[lammps-users] dump_modify pbc yes leads to 'mpirun......exited on signal 11 (Segmentation Fault)'

Jignesh_Dhumal · August 20, 2021, 12:15pm

Greetings,
lammps-users

I have been trying to shrink the box size of my system, a general fix npt works like a charm for shrinking the box size but the atoms migrated outside the box as seen when visualized with VMD, In order to avoid it, being an amateur at lammps I resorted to the use of ‘dump_modify pbc yes’ to remap the atoms into the box but always ran into the following error -

‘mpirun noticed that process rank 6 with PID 0 on node node22 exited on signal 11 (Segmentation fault).’

The simulation is running one of the nodes of a cluster. I understand I might not be able to achieve the end goal with dump_modify given my minuscule knowledge about lammps, but the query I have is why is it that the usage of this particular command leads to a specific error.

Running the simulation without that particular command in the script works and the simulation is terminated normally.

I am using the lampps29oct20 stable release.

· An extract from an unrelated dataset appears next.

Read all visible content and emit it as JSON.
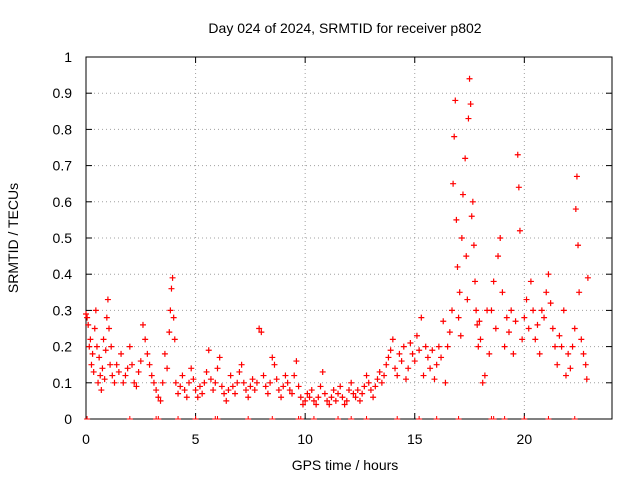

The input script is as follows -

####VARIABLES####

variable datf index relax_HDPE12K.data
variable jid index HDPE12K

####Initialize####

dimension 3
atom_style full
boundary p p p
units real
log log.${jid}

####Potential_Initialize####

pair_style lj/cut 11.5
bond_style harmonic
angle_style harmonic
dihedral_style harmonic
improper_style none

####Data_Input####

read_data ${datf}

####Interatomic_Potential####

pair_coeff 1 1 0.023775 3.8983
pair_coeff 2 2 0.0038 3.195
pair_coeff 1 2 0.009505 3.5292

bond_coeff 1 350 1.33
bond_coeff 2 350 0.99

angle_coeff 1 33 109.47
angle_coeff 2 63 112.4
angle_coeff 3 50 109.5

dihedral_coeff 1 -2.5 1 3
dihedral_coeff 2 -2.0 1 3
dihedral_coeff 3 -3.4 1 3

####Shrink####

timestep 0.1
dump 1 all custom 1000 shrink_{jid}.lammpstrj id type x y z ix iy iz dump_modify 1 pbc yes fix 1 all npt temp 1 1 (100.0*dt) tchain 1 iso 1 1 500
run 1000000

write_data shrink_${jid}.data pair ij

akohlmey · August 20, 2021, 1:43pm

Two comments.

the pbc yes option is not what you want if you don’t want to see atoms move outside the box. this is caused by including the image flags (ix iy iz) in the output which will reconstruct the unwrapped positions upon reading the trajectory in VMD. the pbc option has a very different purpose as explained in the docs: it enforces that the regular coordinates (x y z) are strictly inside the simulation cell; for efficiency reasons, this is usually only enforced (implicitly) on timesteps where the neighbor lists are rebuilt.
your batch submission script requires 48 OpenMP threads. That would be extremely inefficient if you would be using OpenMP accelerated pair styles since you are using the same 48 processors for MPI parallelization and then you would be running on 48x48 = 2304 processors. Nevertheless it can still cause problems due to the increased stack space requirements when using that many threads since there are still parts of the code that have OpenMP enabled, e.g. in the domain class, which is likely triggered by your use of pbc yes.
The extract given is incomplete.